Most ERTs are administered to patients via infusion. The ERT enzyme then needs to make its way from the bloodstream to the lysosomes within the affected cells to help metabolize the accumulating lipids, carbohydrates, or proteins. Mannose 6-phosphate (M6P) is a specialized carbohydrate structure found on the surfaces of lysosomal enzymes, and it enables ERT enzymes to bind to specialized M6P receptors on cell surfaces. Once this happens, the ERT enzymes can reach the lysosomes and exert their biological functions. Without M6P, ERT enzymes cannot make their way into the lysosomes to metabolize the accumulating substrates.

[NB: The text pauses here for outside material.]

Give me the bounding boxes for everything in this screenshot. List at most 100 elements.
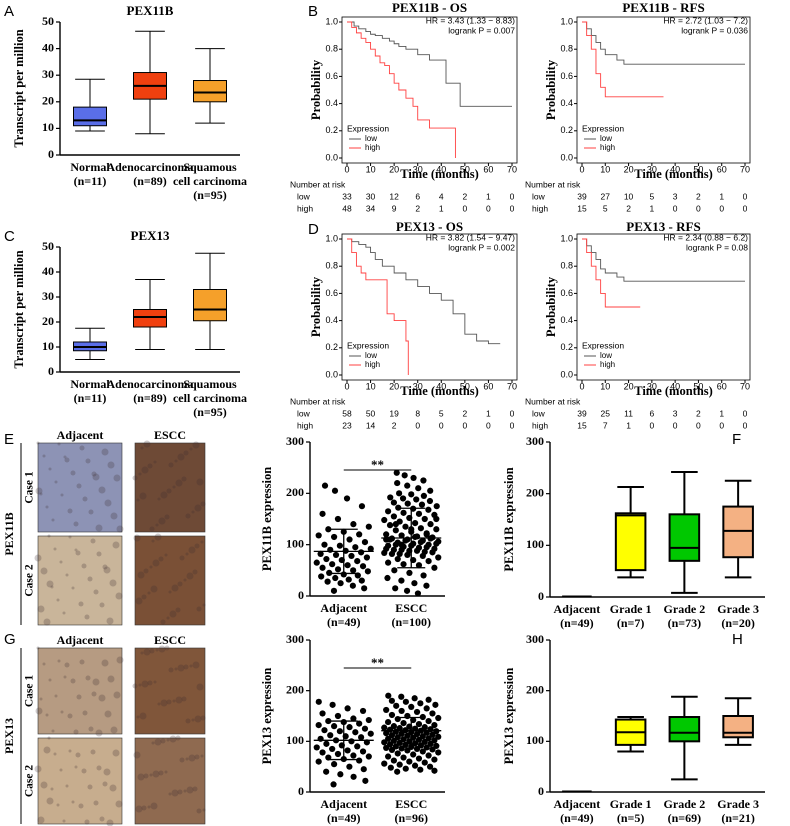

Since M6P is required to deliver ERT enzymes to lysosomes, increasing the M6P content of therapeutic enzymes is a logical strategy to improve lysosomal targeting for ERTs. However, it is extremely difficult to control carbohydrate processing to create ERT enzymes with high amounts of M6P; it is virtually impossible to control carbohydrate processing in vivo using gene therapy..
Prior efforts to enhance M6P content have largely failed, despite decades of effort and hundreds of millions of dollars devoted to the endeavor. Consequently, most ERTs and gene therapy products do not reach the lysosomes where they are needed in sufficient quantities.
M6P Therapeutics developed a breakthrough technology platform in 2017 that enables the ability to create ERT enzymes with high levels of M6P.